<猫井登のスイーツ面白事典>
vol.59
パネトーネ(5)
5.日本への伝播(続き)
今回は、日本におけるイタリア料理・菓子の受容についてのお話をしましょう。
フランス料理やフランス菓子が明治時代から国策として取り入れられたのに対して、イタリア料理・菓子の受容はかなり遅れます。
日本におけるイタリア料理の始まりは、1874年に新潟にできた「イタリア軒」でした…と書くと、なんだイタリア料理も結構昔から日本に伝わったんだと思われるかも知れませんが、実は、これは偶然によるものでした。

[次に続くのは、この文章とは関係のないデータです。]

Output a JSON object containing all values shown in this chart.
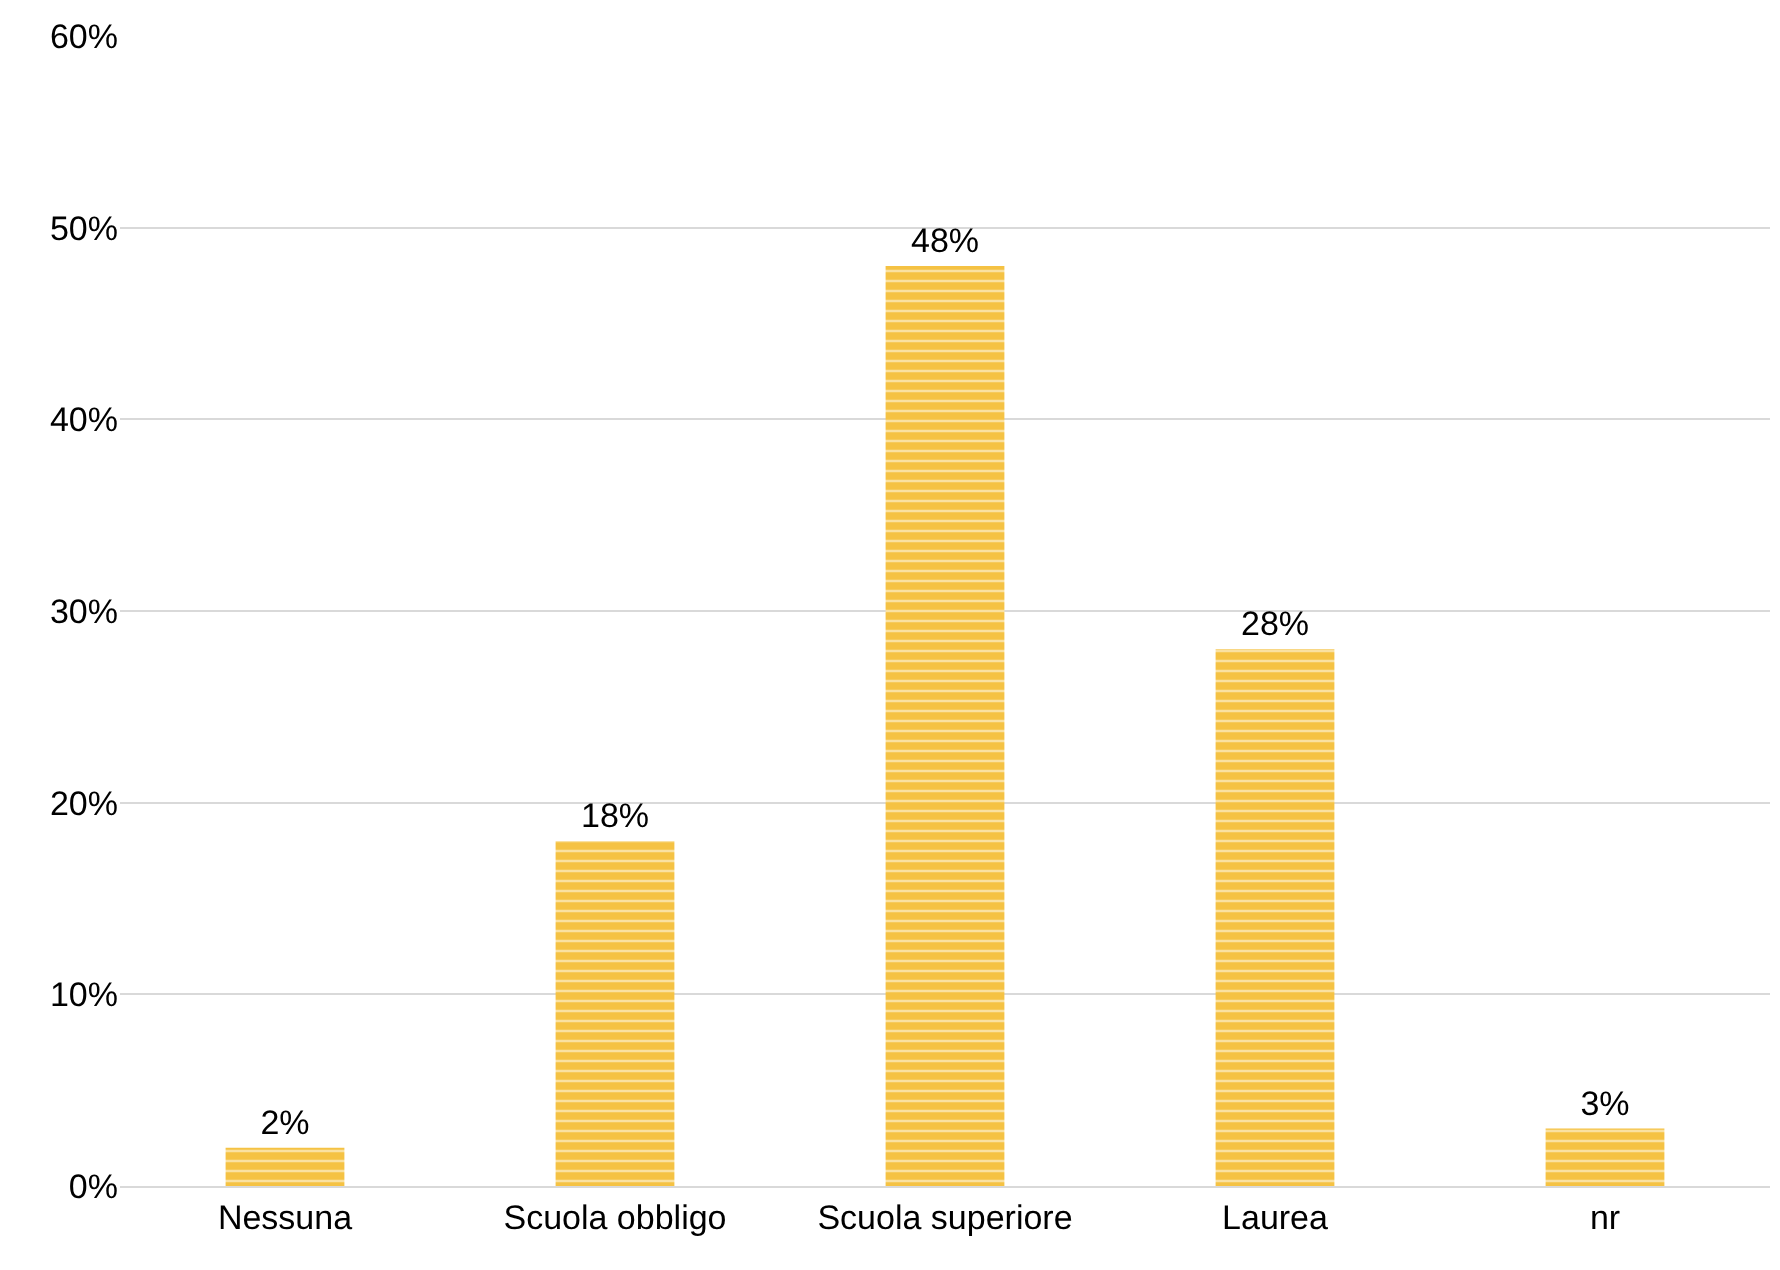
{
  "chart_data": {
    "type": "bar",
    "categories": [
      "Nessuna",
      "Scuola obbligo",
      "Scuola superiore",
      "Laurea",
      "nr"
    ],
    "values": [
      2,
      18,
      48,
      28,
      3
    ],
    "value_labels": [
      "2%",
      "18%",
      "48%",
      "28%",
      "3%"
    ],
    "color": "#f5c243",
    "ylim": [
      0,
      60
    ],
    "yticks": [
      {
        "value": 0,
        "label": "0%"
      },
      {
        "value": 10,
        "label": "10%"
      },
      {
        "value": 20,
        "label": "20%"
      },
      {
        "value": 30,
        "label": "30%"
      },
      {
        "value": 40,
        "label": "40%"
      },
      {
        "value": 50,
        "label": "50%"
      },
      {
        "value": 60,
        "label": "60%"
      }
    ],
    "grid": "y",
    "legend": false
  }
}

曲馬団(サーカス団)の一員として来日していたイタリア人、ピエトロ・ミリオーレ氏が興行中に怪我に倒れ、一人で日本に取り残されてしまいます。生活に困っていた同氏をかわいそうに思った、当時の新潟県令・楠本正隆氏が資金を援助。料理の心得があったピエトロ・ミリオーレ氏がイタリア料理店を開いたというものでした。
しかし、イタリア軒は、その目新しさからか新潟の鹿鳴館と呼ばれ、大いに繁盛します。1912年にピエトロ・ミリオーネ氏は帰国しますが、イタリア軒はホテルとなって現在でも新潟にあり、その味を受け継ぐホテル内レストランが営業しています。

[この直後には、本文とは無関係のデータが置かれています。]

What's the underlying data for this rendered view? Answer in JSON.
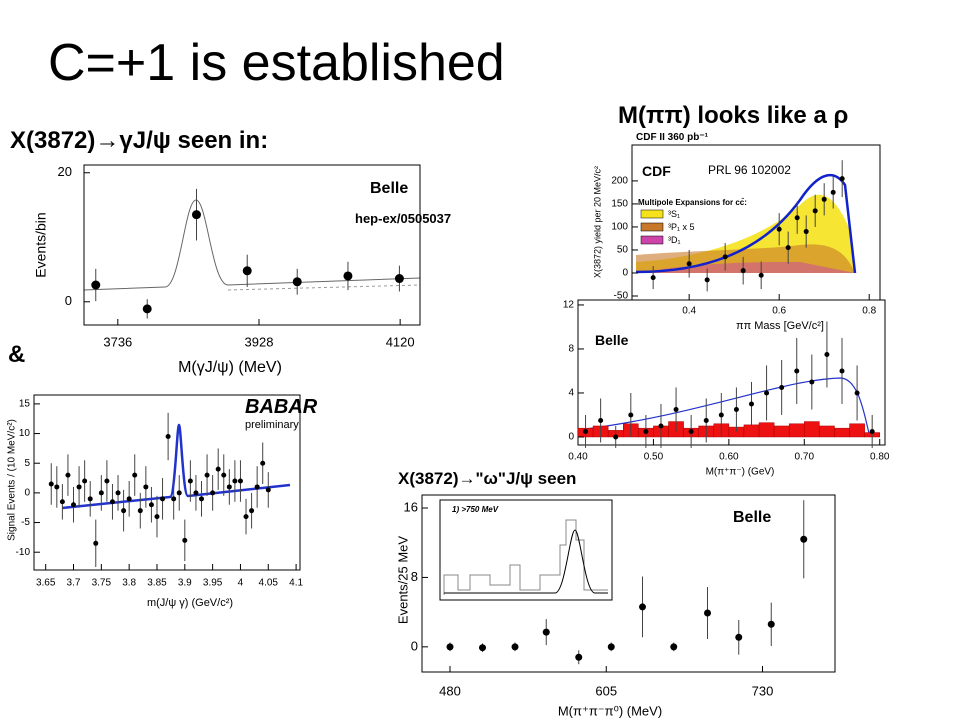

第二次世界大戦時に、再び似たような事件が起こります。神戸に当時の同盟国イタリアの海軍司令官付コック長カンチェーミ・アントニオ氏を含む一団が港に入港。その後、1944年にイタリアが連合国に降伏を宣言。イタリアが同盟国から一転日本の敵国となったため、日本は一団を拘束しました。のちに釈放されましたが、カンチェーミ・アントニオ氏はそのまま日本に住み、神戸でイタリア料理店「アントニオ」を開きます。
本場イタリア料理が食べられる店として大繁盛して、その後、1985年には、店を東京・南青山へと移転し、こちらでも大盛況。このお店は、現在も営業しています。現在、東京のデパ地下で見かける「ANTONIO's DELI」は、こちらのデリカですね。
ま1962年、新宿伊勢丹本館で、日本人による初の本格イタリアンレストラン「カリーナ」がオープンします。オープンさせたのは、堀川春子氏(1917年生)!
堀川氏は、1932年、15歳のときに、保守的な家でのがんじがらめの教育事情にうんざりし、イタリア大使館付き通訳者であった井上富貴氏の住み込み家政婦の職につき、イタリア・ローマへと渡ります。持ち前の行動力と井上富貴氏によるイタリア語教育もあり、堀川春子氏は現地のイタリア人とも親交を深め、帰国する1937年までの間、本物のイタリア料理を習得します。
イタリア大使館勤務が終了し、日本に帰国後は洋裁などで生計をたてていましたが、1951年に、結婚の報告も兼ねて大使館時代の雇い主・井上富貴氏の所を尋ねます。その際、経歴を買われ、在日イタリア大使館での調理場勤務を打診され承諾。その後10年もの間、大使館でイタリア料理を振るいます。